Le Centre international de mécanique d’art (CIMA) sainte-crix a le privilège d’accueillir un événement sans précédent pour clôturer, en beauté, l’année de son 30e anniversaire. La famille Leu, composée de stars internationales dans le domaine du tatouage, y fait découvrir d’autres facettes de son art lors de l’exposition «Caresser la peau du ciel», programmée jusqu’au 26 juin 2016, et dont le vernissage aura lieu samedi, à 16h.

Plusieurs participants à l’événement, notamment Titine et Filip Leu, se sont déjà associés, à titre individuel, à des expositions collectives aux quatre coins du globe, mais cette démarche familiale est une première. «Quatre membres de notre famille ont présenté quelques-unes de leurs pièces l’année passée au CIMA. A cette occasion, j’ai offert au musée un livre de ma fille Aia sur nos créations artistiques et les collaboratrices nous ont demandé si nous ne serions pas intéressés à les montrer au public», indique Loretta Leu.

Le curateur du nouvel événement sainte-crix Christian Jelk, a eu accès à cette «constellation» insoupçonnée suite à l’exposition «De l’inachevé», organisée dans les Halles CFF de Lausanne, en mai 2013. «Filip Leu y prenait part. Je le connais depuis une dizaine d’années, mais cette rencontre a été le point de départ à des discussions sur le dessin», explique le président de Visarte.Vaud.

Lors de ses visites pour en parler dans le studio ou au domicile des Leu, Christian Jelk ressent l’univers particulier dont le public pourra s’imprégener, dès dimanche, dans le musée sainte-crix. Fasciné par ce «monde en soi», il n’a pas hésité une seconde lorsque Filip l’a sollicité pour mettre sur pied ce rendezvous inédit.

Trois générations

Au total, vingt artistes -trois générations- se dévoilent dans une multitude de moyens d’expression. Les grandes pièces de Filip Leu et de sa femme Titine côtoient les dessins à l’encre de chine du regretté Félix, le conjoint de Loretta et père de Filip, Ama, Aia et Ajja.

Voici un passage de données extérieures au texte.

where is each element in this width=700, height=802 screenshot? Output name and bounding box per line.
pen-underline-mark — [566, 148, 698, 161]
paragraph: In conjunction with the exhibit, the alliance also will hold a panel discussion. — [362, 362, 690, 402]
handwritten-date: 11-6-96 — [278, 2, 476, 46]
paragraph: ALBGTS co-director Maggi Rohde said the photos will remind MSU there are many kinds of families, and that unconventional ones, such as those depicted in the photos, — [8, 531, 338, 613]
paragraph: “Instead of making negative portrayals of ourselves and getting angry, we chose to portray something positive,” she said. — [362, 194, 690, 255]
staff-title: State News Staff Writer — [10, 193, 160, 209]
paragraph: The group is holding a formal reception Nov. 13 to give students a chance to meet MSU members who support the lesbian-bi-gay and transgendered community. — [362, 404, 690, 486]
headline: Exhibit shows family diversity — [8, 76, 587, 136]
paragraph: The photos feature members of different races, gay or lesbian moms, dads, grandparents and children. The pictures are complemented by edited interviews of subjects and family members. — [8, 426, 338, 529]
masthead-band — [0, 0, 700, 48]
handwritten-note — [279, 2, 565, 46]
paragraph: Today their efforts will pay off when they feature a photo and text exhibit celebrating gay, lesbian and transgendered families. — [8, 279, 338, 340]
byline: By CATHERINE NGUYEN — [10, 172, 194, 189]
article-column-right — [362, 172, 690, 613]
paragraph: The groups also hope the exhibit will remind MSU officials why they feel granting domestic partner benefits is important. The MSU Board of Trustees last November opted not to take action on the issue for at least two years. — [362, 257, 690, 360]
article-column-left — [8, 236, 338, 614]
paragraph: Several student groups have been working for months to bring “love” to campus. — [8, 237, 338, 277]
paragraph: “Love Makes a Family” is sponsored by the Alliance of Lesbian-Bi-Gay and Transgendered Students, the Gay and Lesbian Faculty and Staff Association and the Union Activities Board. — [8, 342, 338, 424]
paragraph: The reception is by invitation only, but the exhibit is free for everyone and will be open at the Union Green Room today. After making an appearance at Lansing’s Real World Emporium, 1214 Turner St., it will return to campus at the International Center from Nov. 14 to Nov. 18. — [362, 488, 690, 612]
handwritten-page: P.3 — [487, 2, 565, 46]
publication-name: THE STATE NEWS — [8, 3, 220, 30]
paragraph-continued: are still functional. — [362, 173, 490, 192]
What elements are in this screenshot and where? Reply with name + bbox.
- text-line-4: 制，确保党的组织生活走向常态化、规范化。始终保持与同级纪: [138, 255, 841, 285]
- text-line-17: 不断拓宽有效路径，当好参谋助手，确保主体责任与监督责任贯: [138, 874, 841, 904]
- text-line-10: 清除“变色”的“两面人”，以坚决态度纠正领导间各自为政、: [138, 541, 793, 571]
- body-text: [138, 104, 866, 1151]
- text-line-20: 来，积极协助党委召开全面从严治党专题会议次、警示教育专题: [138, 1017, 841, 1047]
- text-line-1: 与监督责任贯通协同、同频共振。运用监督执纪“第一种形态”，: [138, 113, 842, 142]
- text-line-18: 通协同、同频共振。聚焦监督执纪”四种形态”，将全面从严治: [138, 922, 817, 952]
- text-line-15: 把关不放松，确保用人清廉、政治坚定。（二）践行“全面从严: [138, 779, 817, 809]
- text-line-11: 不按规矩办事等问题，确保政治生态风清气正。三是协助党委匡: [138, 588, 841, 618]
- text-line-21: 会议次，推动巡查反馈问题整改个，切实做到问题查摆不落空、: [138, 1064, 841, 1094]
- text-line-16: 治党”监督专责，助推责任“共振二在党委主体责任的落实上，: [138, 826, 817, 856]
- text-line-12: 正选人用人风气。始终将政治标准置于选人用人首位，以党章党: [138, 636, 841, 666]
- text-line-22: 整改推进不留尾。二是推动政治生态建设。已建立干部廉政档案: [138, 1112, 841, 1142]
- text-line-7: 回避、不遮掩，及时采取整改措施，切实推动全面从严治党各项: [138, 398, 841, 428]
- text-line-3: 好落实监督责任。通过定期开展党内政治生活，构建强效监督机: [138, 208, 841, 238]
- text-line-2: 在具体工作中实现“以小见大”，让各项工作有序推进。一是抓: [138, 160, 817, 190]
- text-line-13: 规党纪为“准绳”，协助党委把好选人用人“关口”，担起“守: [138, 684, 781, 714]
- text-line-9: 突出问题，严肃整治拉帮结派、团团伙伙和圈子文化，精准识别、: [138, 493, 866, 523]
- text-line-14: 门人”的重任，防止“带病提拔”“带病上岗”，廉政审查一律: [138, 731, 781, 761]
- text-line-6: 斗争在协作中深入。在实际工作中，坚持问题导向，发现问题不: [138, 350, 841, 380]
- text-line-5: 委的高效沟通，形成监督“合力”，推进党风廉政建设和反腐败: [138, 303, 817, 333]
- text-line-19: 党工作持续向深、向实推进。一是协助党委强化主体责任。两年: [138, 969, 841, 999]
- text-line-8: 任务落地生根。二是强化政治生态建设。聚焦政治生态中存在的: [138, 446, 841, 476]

«Il en a créé de nombreux dans les dernières années de sa vie, après avoir arrêté le tatouage. Ils sont présentés pour la première fois», déclare Christian Jelk. Les images numériques d’Ajja Leu, les dessins des petits-enfants -la plus jeune a cinq ans- de Félix et Loretta, ainsi que les mandalas de cette dernière sont quelques-unes des autres découvertes qu’il est possible de faire au premier étage du Musée du CIMA. «Il y a, en tout, environ 150 pièces», déclare Loretta Leu.

Une légende sous chacune des oeuvres et un arbre généalogique permettront aux visiteurs d’y voir plus clair dans ce fourmillement artistique. L’accrochage à l’Italienne dresse, en effet, un tableau très dense de ce patchwork duquel se dégage une certaine cohérence, aux yeux de Christian Jelk. «Il ne s’agit pas d’un courant artistique, mais d’un univers créatif de gens généreux et très pudiques», déclare le curateur.

Commencer à la maison

«La Princesse», de Titine K-Leu. © Bobby C. Alkabes

«La Princesse», de Titine K-Leu.

Domiciliée en bonne partie sur le Balcon du Jura, la famille Leu avait à coeur de présenter ses oeuvres chez elle, d’après Christian Jelk. «Il y avait une volonté de leur part de montrer leur travail à l’endroit où ils vivent», observe-t-il, avant de préciser que l’exposition se dépacera à Nantes à l’automne 2016. «Elle sera présentée dans Le lieu unique. Une caisse sera fabriquée, dont les quatre parois intérieures seront tapissées de créations, afin de proposer une sorte de cabinet de curiosités », indique-t-il.

Et de conclure: «C’est enthousiasmant de voir les membres de cette famille exprimer leur identité propre dans un monde profondément normalisé et codifié».